USDA/ERS compiles all of its information on organics in a briefing room that links to recommended readings and handy maps and images.

I think it’s interesting that the ERS sites do not link to the National Organic Program (NOP) itself.  This is, no doubt, because the NOP  is housed in a different part of USDA, the Agricultural Marketing Service.  Whether any of that makes sense is something one hopes will be considered in the next Farm Bill.

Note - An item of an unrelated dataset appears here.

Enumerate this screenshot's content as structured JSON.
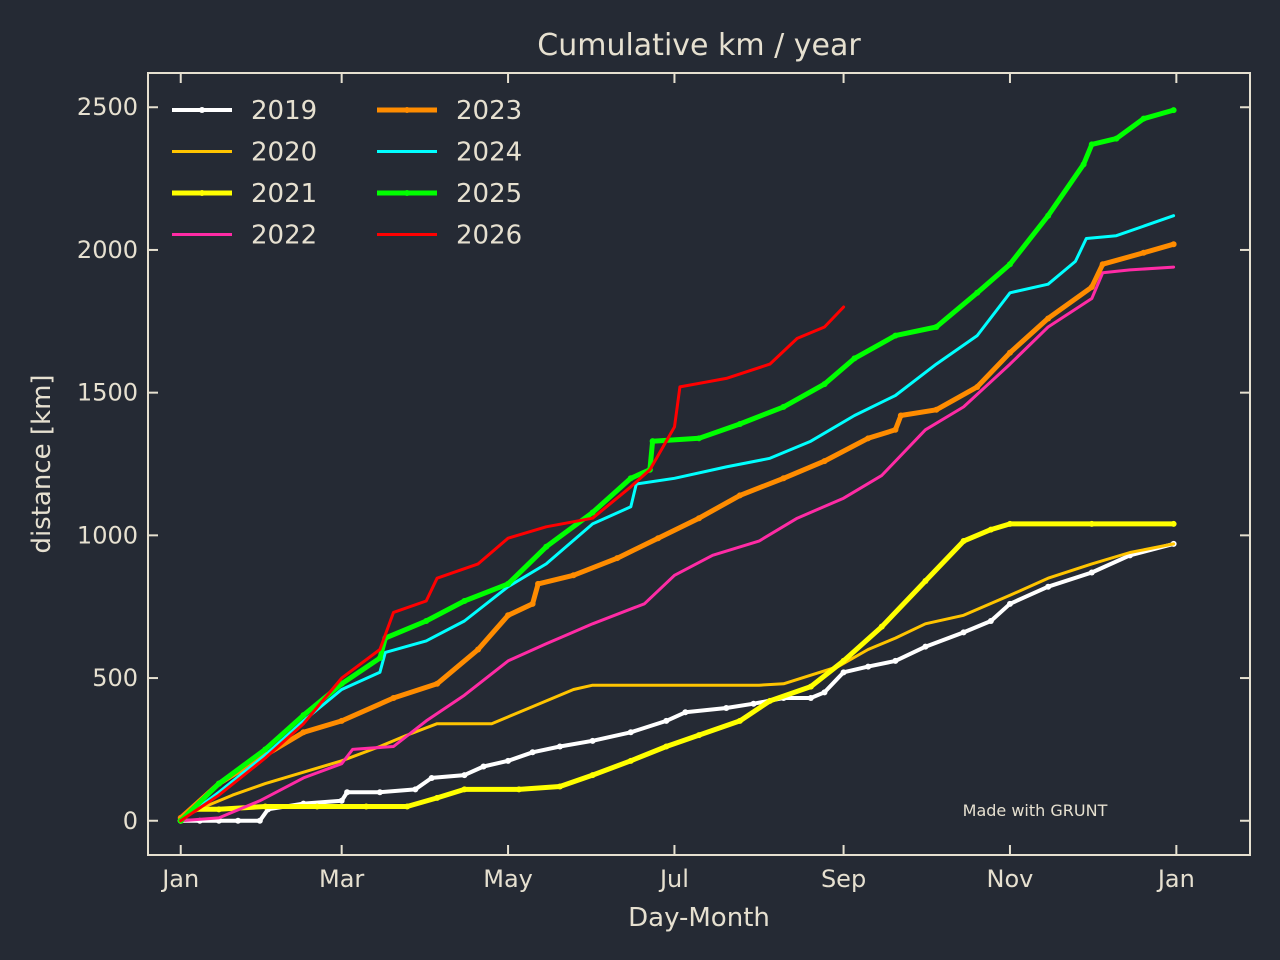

And here’s a link to the European Union’s organic site.  The EU ran a competition to create a new organic logo, and this one is the winner.

Mar 20 2010

Auditors find flaws in USDA’s oversight of organic standards

The USDA’s Office of the Inspector General (OIG) issued a report last week criticizing the agency’s oversight of the National Organic Program (NOP). The OIG said the USDA had followed some of the recommendations in its previous report (in 2005), but by no means all.

This report is a sharp critique of the last administration’s ambiguous enforcement of organic standards.  This new administration recruited Kathleen Merrigan to get the program back in shape and the agency says it is totally committed to doing so.

But the administrator of the program responded to the OIG audit with this comment: “The integrity of the organic label depends largely upon effective enforcement and oversight of the many accredited certifying agents responsible for reviewing organic operations.”

Largely?  I would say entirely.

USDA is an uncomfortable home for organics because its main goal is to support industrial agriculture.  For years, the NOP home page carried a statement that organic foods were not better than industrial foods.  I am happy to see that the statement is no longer there, but I’m guessing some old attitudes still remain.

USDA delegates organic oversight to certified inspection agencies.  These vary in diligence.  I constantly hear suspicions of fraud in the organic enterprise.  USDA needs to do everything it can to put those suspicions to rest.

Otherwise, why pay more for organic foods?